The line drawings are what he shows the client “before putting a whole lot of time in.” He then did a color study using the mural paint he uses at home in Indiana.
There were lots of firsts with this one, he said: the first time he used all spray paint, his first time combining “natural realism” with an “abstract pattern,” and the first time he had “total creative freedom.”
It was also his first out-of-town job. He said he tried to pull all of his tools together on this one because he wanted to “swing for the fences” on it and, as Burdick had said, “I’ve never felt more pressure and had so much freedom.”
Several of them expressed their “intimidation” from knowing they have to climb to the heights they often have to work at. British muralists the Nomad Clan –Joy Gilleard and Hayley Garner– shared stories of multi-story buildings they’ve done, including the tallest mural ever in the United Kingdom–seven stories tall.
Grids, projectors, tracing: techniques described
Asked to comment on whether they use a grid system to transfer their designs to the wall. Some used the old-fashioned grid system, some work it out in Photoshop to see what part of the drawing would land on what part of the wall and notice the relationship of elements in the drawing to other elements.
Another technique is to project the image with a digital projector via a computer and trace that image. Sometimes they lightly draw the image onto the wall which enables the painter to make corrections if necessary.
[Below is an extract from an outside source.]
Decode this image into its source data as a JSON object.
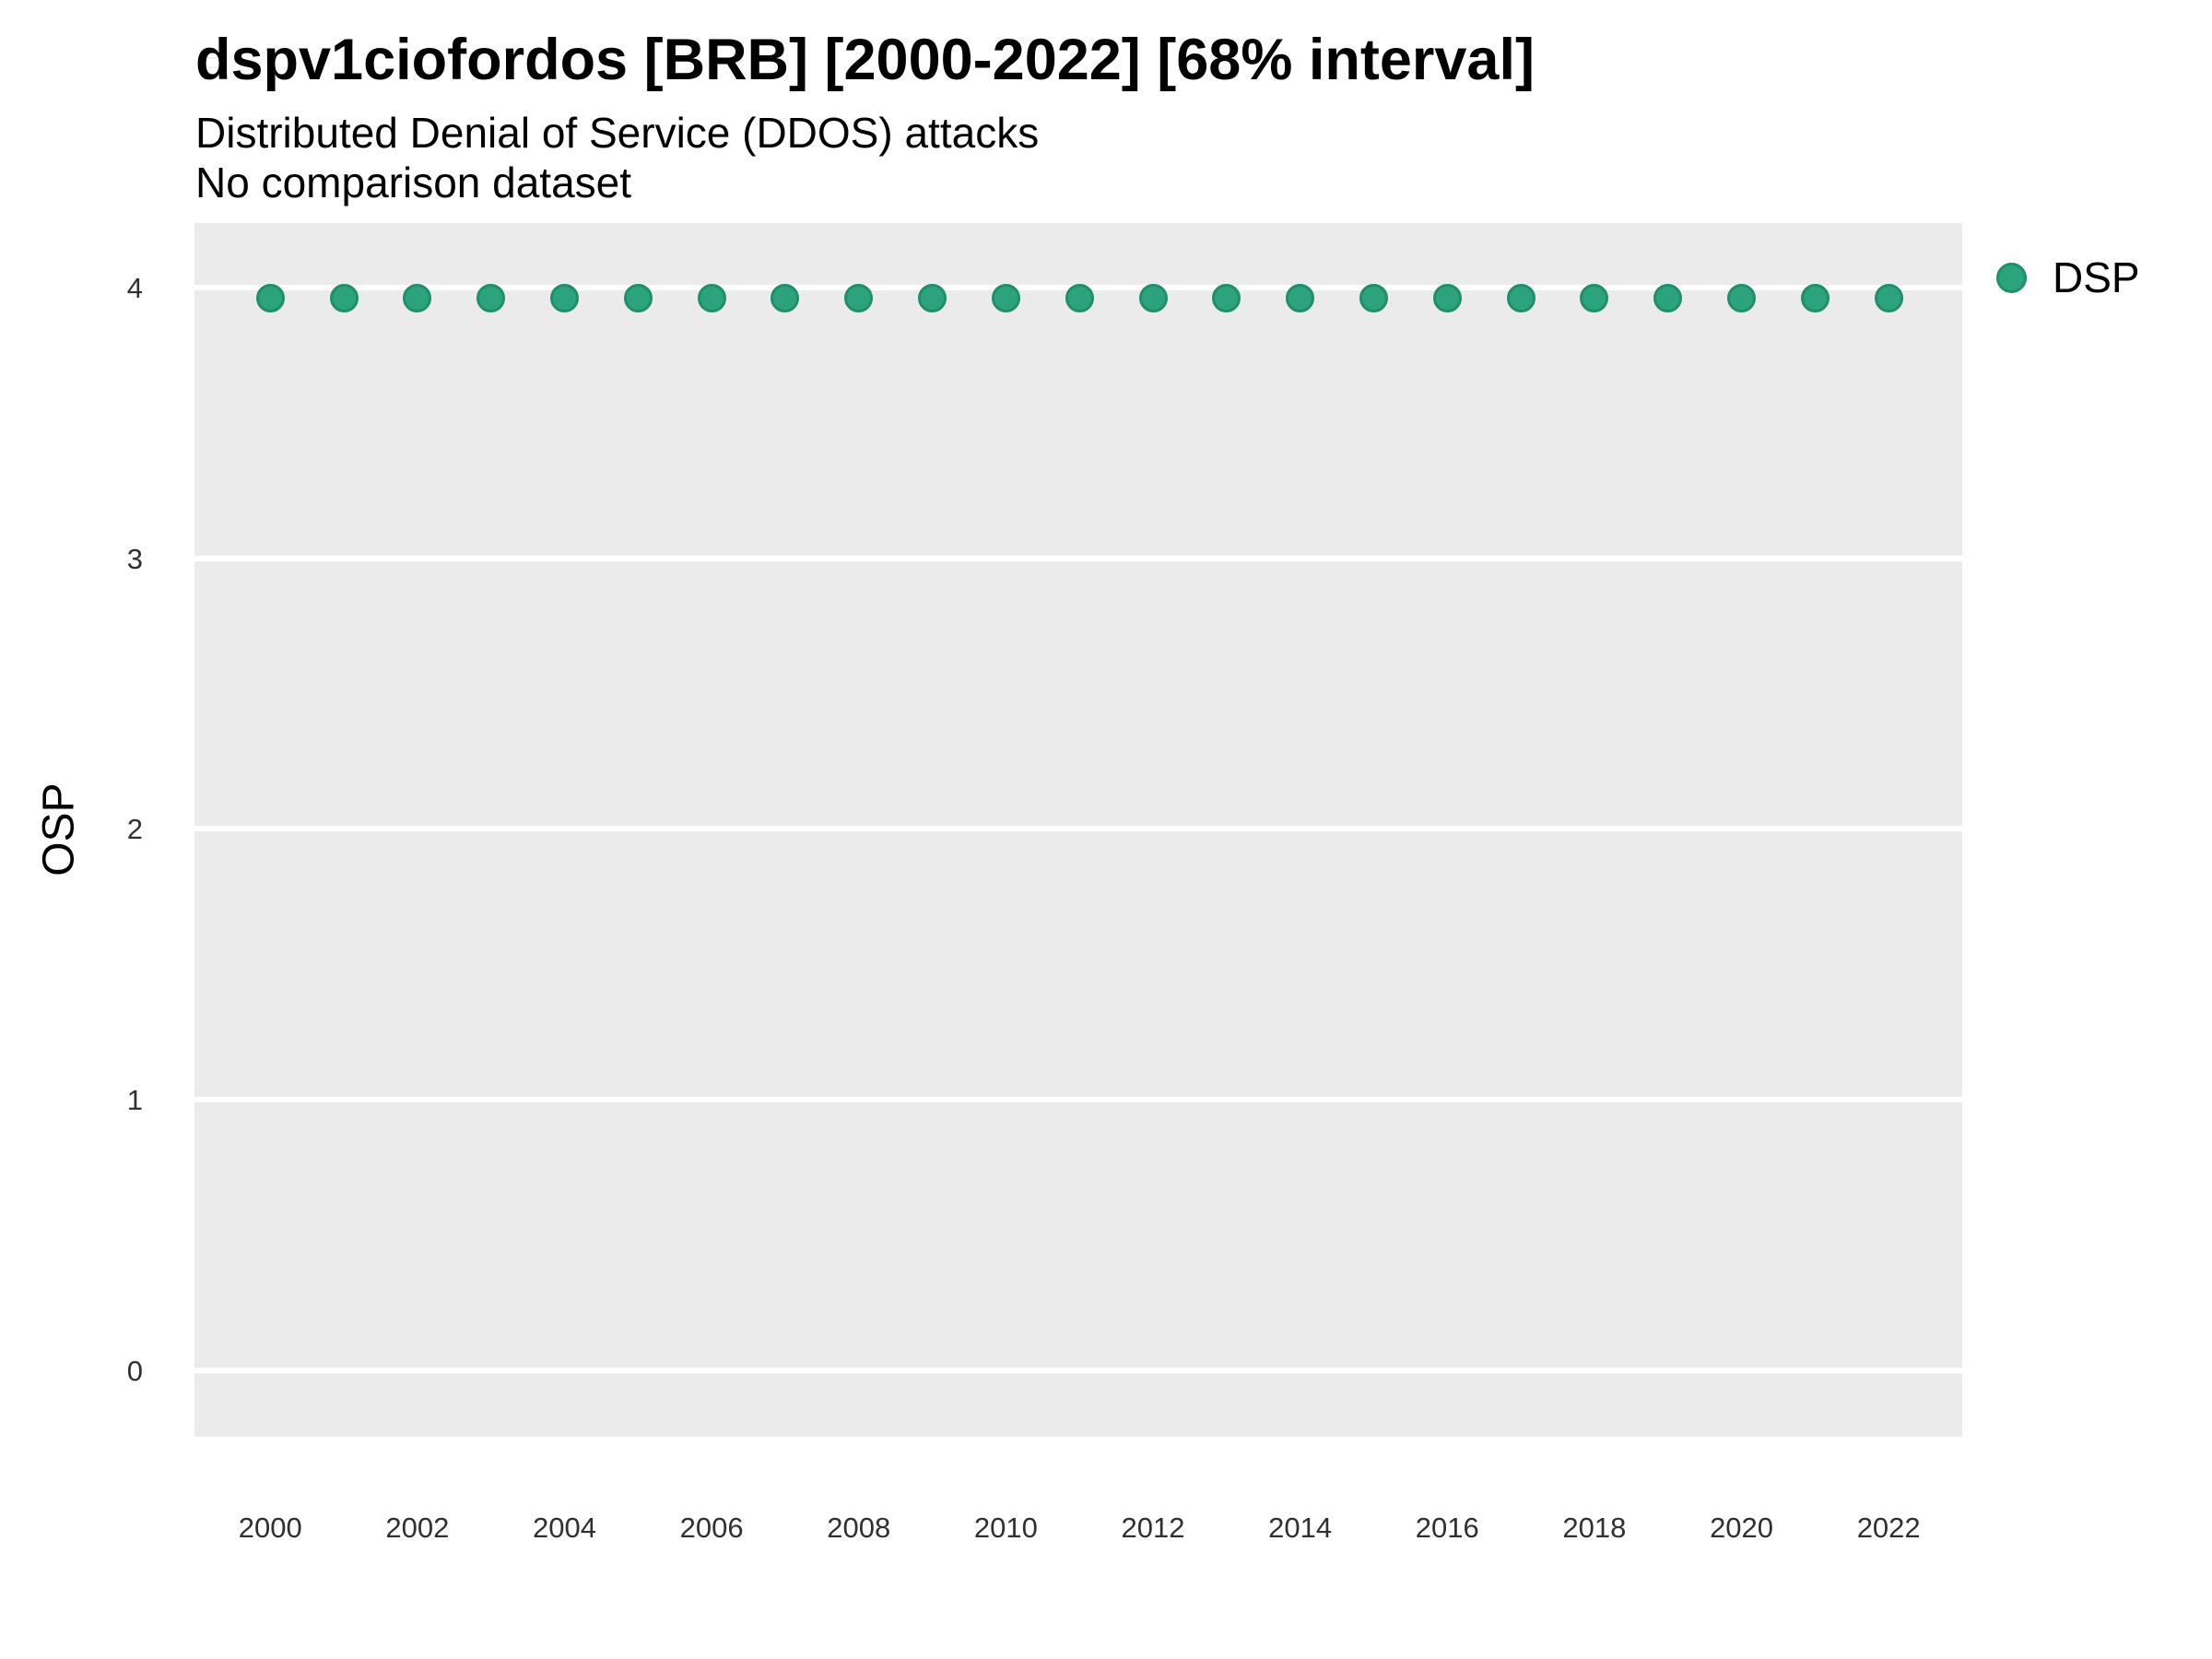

The muralists’ life–traveling, working with clients
The panel was asked to talk about how many places they’d traveled to for their work. J said that he’s been to six or seven countries and several states. Jeremy said that for murals he’d been to maybe five or six states and has actually done more traveling with graffiti work. “Part of the allure of graffiti is seeing other cities which has sent them “… to Europe a few times, South America twice, probably more than half of the states and pretty much every large scale city in the United States.”
One woman asked them to talk more about developing their concepts for the designs and working that out with clients. Tobias said, “You kind of have to reconcile reality with people a lot of times … there’s this delusion … that (money) grants territorial status.“
“I tell them ‘I have a certain thing that I want to do here and if you don’t want me to do that, then you probably better find somebody else to do it.’ I’m not gonna sacrifice my experience … for a little bit of loot … in the end it’s about creating art.”
In talking about the legalities of street art, the muralists referred mostly to other countries. Jeremy said that some countries who don’t allow it just erase it. He said that a friend of OSRS’s was in jail for four months in Japan. The consensus was that in other countries being jailed for painting murals is not that rare.
J shared a story about a group of graffiti artists painting a wall in Nepal which caused a crowd to gather. The artists were strongly told by police to stop painting. J thought it was not because they cared about the wall being painted but because of the people gathered there posed a threat in a country where freedom is limited. At that time Nepal was a totalitarian dictatorship.
Jeremy described painting a wall in Detroit when the police came by and tried to make them stop. Fortunately the owner of the building was standing right there and vouched for them.
FPAP Executive Director Joe Schipani asked how so much traveling affects their relationships, and Yellow wondered what the divorce rate might be among street artists.
J said his situation has been working out well. “I’m married to a lovely Japanese woman … she believes, like in Japan, that men in their 30s, 40s, and 50s are supposed to bust their ass working, so she’s happy …”
The last question asked was how the artists feel about painting in blighted areas as opposed to cities that are already beautified. The artists agreed that cities like Flint get a better community response and the work is appreciated more. It’s like the “icing on the cake so to speak,” they said.
Asked how they feel about Flint and whether they’d come back, J Muzacz replied and the others chimed in, “absofuckinlutely.”